I’ve noticed a worrying trend over the last few years.
My teenage clients are generally much stiffer, mainly about their middle backs, hips and ankles compared my 60-75 year old clients. This is usually in some way related to the injury which has caused them enough pain to need to come and see me.
Why could this be?
Most of my older clients come to me for treatment because they have always been active and wish to remain so as they advance in years. They moved more when they were younger and their lifestyles tended to be less sedentary, particularly as children.
By contrast my younger clients of today sit much more, this has been shown in many studies. Between long hours at school, homework and recreational use of devices, today's teenagers are generally much more sedentary which leads to joint stiffness and other health issues.

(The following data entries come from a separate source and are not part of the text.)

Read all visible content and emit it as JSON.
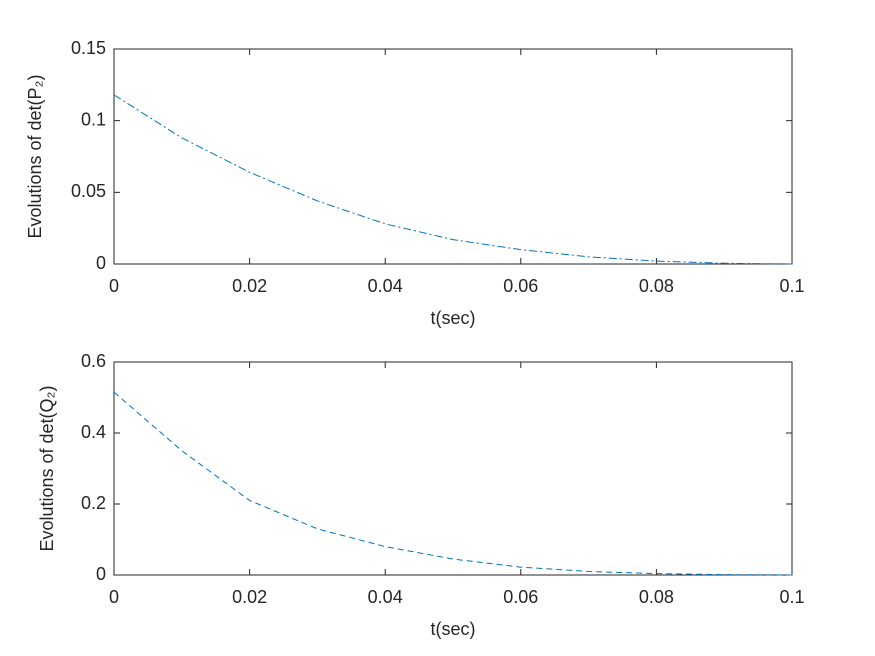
{
  "chart_data": [
    {
      "type": "line",
      "ylabel": "Evolutions of det(P₂)",
      "xlabel": "t(sec)",
      "x": [
        0,
        0.01,
        0.02,
        0.03,
        0.04,
        0.05,
        0.06,
        0.07,
        0.08,
        0.09,
        0.1
      ],
      "values": [
        0.118,
        0.088,
        0.064,
        0.044,
        0.028,
        0.017,
        0.01,
        0.005,
        0.002,
        0.0005,
        0
      ],
      "color": "#0072bd",
      "line_style": "dashdot",
      "xlim": [
        0,
        0.1
      ],
      "xticks": [
        0,
        0.02,
        0.04,
        0.06,
        0.08,
        0.1
      ],
      "ylim": [
        0,
        0.15
      ],
      "yticks": [
        0,
        0.05,
        0.1,
        0.15
      ],
      "grid": false
    },
    {
      "type": "line",
      "ylabel": "Evolutions of det(Q₂)",
      "xlabel": "t(sec)",
      "x": [
        0,
        0.01,
        0.02,
        0.03,
        0.04,
        0.05,
        0.06,
        0.07,
        0.08,
        0.09,
        0.1
      ],
      "values": [
        0.515,
        0.35,
        0.21,
        0.13,
        0.08,
        0.045,
        0.022,
        0.01,
        0.004,
        0.001,
        0
      ],
      "color": "#0072bd",
      "line_style": "dashed",
      "xlim": [
        0,
        0.1
      ],
      "xticks": [
        0,
        0.02,
        0.04,
        0.06,
        0.08,
        0.1
      ],
      "ylim": [
        0,
        0.6
      ],
      "yticks": [
        0,
        0.2,
        0.4,
        0.6
      ],
      "grid": false
    }
  ]
}
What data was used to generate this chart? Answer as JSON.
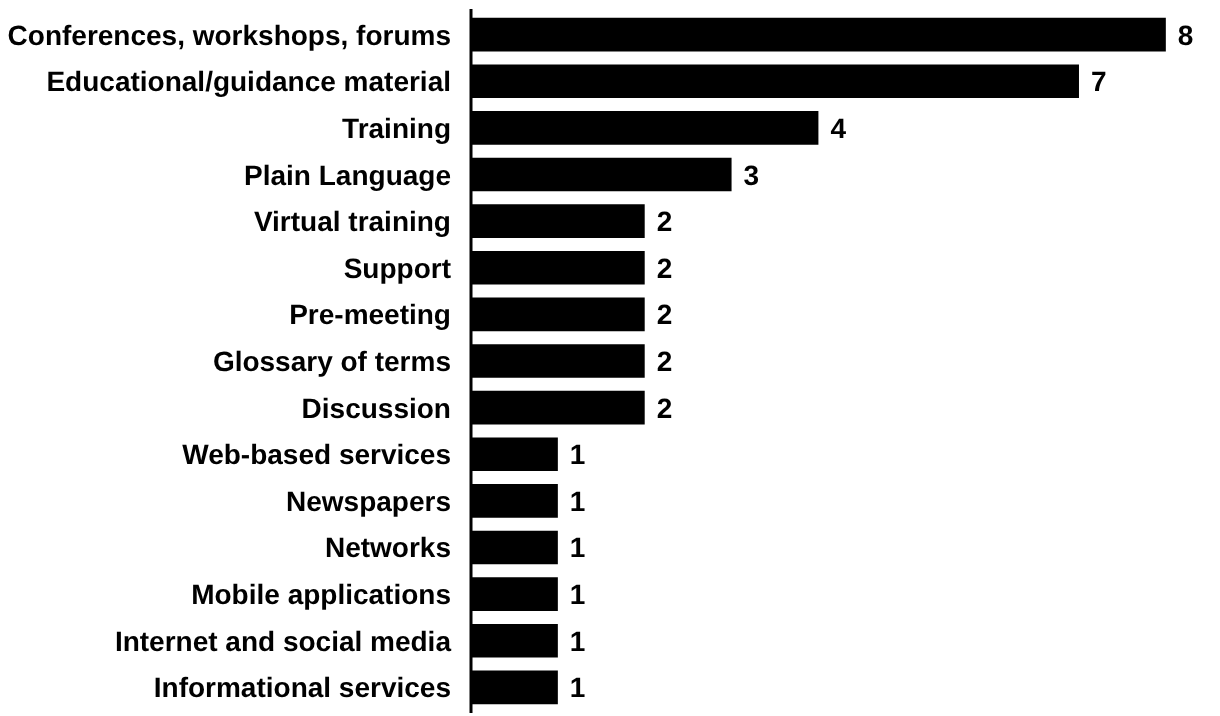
{
  "chart_data": {
    "type": "bar",
    "orientation": "horizontal",
    "categories": [
      "Conferences, workshops, forums",
      "Educational/guidance material",
      "Training",
      "Plain Language",
      "Virtual training",
      "Support",
      "Pre-meeting",
      "Glossary of terms",
      "Discussion",
      "Web-based services",
      "Newspapers",
      "Networks",
      "Mobile applications",
      "Internet and social media",
      "Informational services"
    ],
    "values": [
      8,
      7,
      4,
      3,
      2,
      2,
      2,
      2,
      2,
      1,
      1,
      1,
      1,
      1,
      1
    ],
    "color": "#000000",
    "data_labels": true,
    "grid": false
  }
}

But what about organised sports?
Unfortunately taking part in regular training and matches does not help. In fact doing the same type of activity over and over can reinforce patterns of movement leading to joints able to move well in one direction but less so in another. Often overused muscles get tight and others weak. Warm up and warm downs are usually ineffective as they are not done properly despite the best efforts of the coaches.
What needs to be done?
To avoid overuse type injury during sports, as well as to avoid neck, back, hip and knee pain when sitting we need to encourage our children and teenagers simply to move more.

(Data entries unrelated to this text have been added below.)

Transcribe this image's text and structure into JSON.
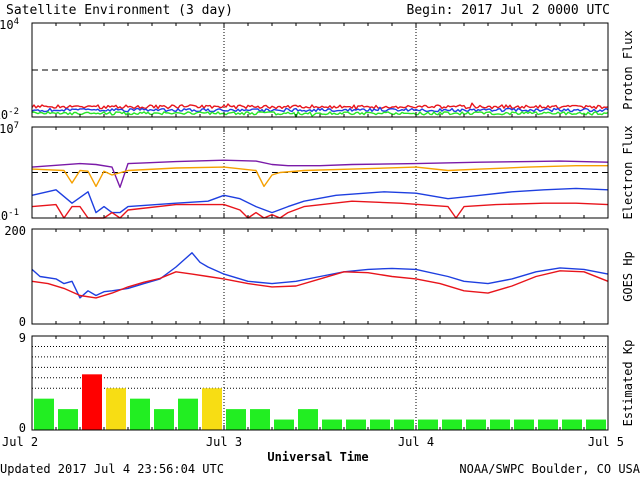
{
  "header": {
    "title": "Satellite Environment (3 day)",
    "begin": "Begin:  2017 Jul 2 0000 UTC"
  },
  "footer": {
    "updated": "Updated 2017 Jul  4 23:56:04 UTC",
    "credit": "NOAA/SWPC Boulder, CO USA"
  },
  "x_axis": {
    "label": "Universal Time",
    "ticks": [
      "Jul 2",
      "Jul 3",
      "Jul 4",
      "Jul 5"
    ]
  },
  "colors": {
    "red": "#e8141b",
    "blue": "#1e3fe0",
    "green": "#26e626",
    "orange": "#f5a000",
    "purple": "#7a1aa8",
    "kp_green": "#22ee22",
    "kp_yellow": "#f7dd14",
    "kp_red": "#ff0000"
  },
  "chart_data": [
    {
      "type": "line",
      "ylabel": "Proton Flux",
      "y_scale": "log",
      "ytick_labels": [
        "10^4",
        "10^-2"
      ],
      "ylim": [
        0.01,
        10000
      ],
      "threshold": 10,
      "x_unit": "hours since 2017 Jul 2 0000 UTC",
      "series": [
        {
          "color": "red",
          "level": 0.045,
          "noise": 0.12
        },
        {
          "color": "blue",
          "level": 0.028,
          "noise": 0.1
        },
        {
          "color": "green",
          "level": 0.017,
          "noise": 0.1
        }
      ]
    },
    {
      "type": "line",
      "ylabel": "Electron Flux",
      "y_scale": "log",
      "ytick_labels": [
        "10^7",
        "10^-1"
      ],
      "ylim": [
        0.1,
        10000000
      ],
      "threshold": 1000,
      "series": [
        {
          "color": "purple",
          "x": [
            0,
            6,
            8,
            10,
            11,
            12,
            14,
            18,
            24,
            28,
            30,
            32,
            36,
            40,
            48,
            56,
            62,
            66,
            72
          ],
          "y": [
            3000,
            6000,
            5000,
            3000,
            50,
            6000,
            7000,
            9000,
            12000,
            10000,
            5000,
            4000,
            4000,
            5000,
            6000,
            8000,
            9000,
            10000,
            8000
          ]
        },
        {
          "color": "orange",
          "x": [
            0,
            4,
            5,
            6,
            7,
            8,
            9,
            10,
            12,
            18,
            24,
            28,
            29,
            30,
            31,
            34,
            40,
            48,
            52,
            56,
            62,
            68,
            72
          ],
          "y": [
            2000,
            1500,
            120,
            1500,
            1300,
            60,
            1300,
            600,
            1500,
            2500,
            3000,
            1500,
            60,
            600,
            1000,
            1500,
            2000,
            3000,
            1500,
            2000,
            3000,
            4000,
            4000
          ]
        },
        {
          "color": "blue",
          "x": [
            0,
            3,
            5,
            7,
            8,
            9,
            10,
            11,
            12,
            18,
            22,
            24,
            26,
            28,
            30,
            32,
            34,
            38,
            44,
            48,
            52,
            56,
            60,
            64,
            68,
            72
          ],
          "y": [
            10,
            30,
            2,
            20,
            0.3,
            1,
            0.3,
            0.3,
            1,
            2,
            3,
            10,
            5,
            1,
            0.3,
            1,
            3,
            10,
            20,
            15,
            5,
            10,
            20,
            30,
            40,
            30
          ]
        },
        {
          "color": "red",
          "x": [
            0,
            3,
            4,
            5,
            6,
            7,
            8,
            9,
            10,
            11,
            12,
            18,
            24,
            26,
            27,
            28,
            29,
            30,
            31,
            32,
            34,
            40,
            46,
            52,
            53,
            54,
            58,
            64,
            68,
            72
          ],
          "y": [
            1,
            1.5,
            0.1,
            1,
            1,
            0.1,
            0.1,
            0.1,
            0.3,
            0.1,
            0.5,
            1.5,
            1.5,
            0.5,
            0.1,
            0.3,
            0.1,
            0.2,
            0.1,
            0.3,
            1,
            3,
            2,
            1,
            0.1,
            1,
            1.5,
            2,
            2,
            1.5
          ]
        }
      ]
    },
    {
      "type": "line",
      "ylabel": "GOES Hp",
      "ytick_labels": [
        "200",
        "0"
      ],
      "ylim": [
        0,
        200
      ],
      "series": [
        {
          "color": "blue",
          "x": [
            0,
            1,
            3,
            4,
            5,
            6,
            7,
            8,
            9,
            10,
            12,
            14,
            16,
            18,
            19,
            20,
            21,
            22,
            24,
            27,
            30,
            33,
            36,
            39,
            42,
            45,
            48,
            52,
            54,
            57,
            60,
            63,
            66,
            69,
            72
          ],
          "y": [
            115,
            100,
            95,
            85,
            90,
            55,
            70,
            60,
            68,
            70,
            75,
            85,
            95,
            120,
            135,
            150,
            130,
            120,
            105,
            90,
            85,
            90,
            100,
            110,
            115,
            117,
            115,
            100,
            90,
            85,
            95,
            110,
            118,
            115,
            105
          ]
        },
        {
          "color": "red",
          "x": [
            0,
            2,
            4,
            6,
            8,
            10,
            12,
            14,
            16,
            18,
            20,
            22,
            24,
            27,
            30,
            33,
            36,
            39,
            42,
            45,
            48,
            51,
            54,
            57,
            60,
            63,
            66,
            69,
            72
          ],
          "y": [
            90,
            85,
            75,
            60,
            55,
            65,
            78,
            88,
            96,
            110,
            105,
            100,
            95,
            85,
            78,
            80,
            95,
            110,
            108,
            100,
            95,
            85,
            70,
            65,
            80,
            100,
            112,
            110,
            90
          ]
        }
      ]
    },
    {
      "type": "bar",
      "ylabel": "Estimated Kp",
      "ytick_labels": [
        "9",
        "0"
      ],
      "ylim": [
        0,
        9
      ],
      "gridlines": [
        4,
        5,
        6,
        7,
        8,
        9
      ],
      "bar_width_hours": 3,
      "values": [
        3,
        2,
        5.33,
        4,
        3,
        2,
        3,
        4,
        2,
        2,
        1,
        2,
        1,
        1,
        1,
        1,
        1,
        1,
        1,
        1,
        1,
        1,
        1,
        1
      ]
    }
  ]
}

A good rule is 2-3 minutes of movement after an hour of sitting, 10 minutes every 2 hours and half an hour at lunchtime or evening. Movement can simply be a walk or if possible a few stretches as well. Of course it would help if the schools were on board and encouraged regular movement breaks. After school and at weekends it may be easier.
In addition to sports, all should be doing some extra exercises at home to maintain joint mobility, preventing stiffening and to improve strength. Simply doing 5 minutes of specific exercises each day, prescribed and demonstrated by our physiotherapists, can make a huge difference.
Which exercises are given depend on which areas of the body are stiff or weak, and this requires a detailed assessment beforehand. Specific individualised exercise has been shown to be more effective and less time consuming than general, generic types. These exercises should be reviewed and progressed every few months during the growing years.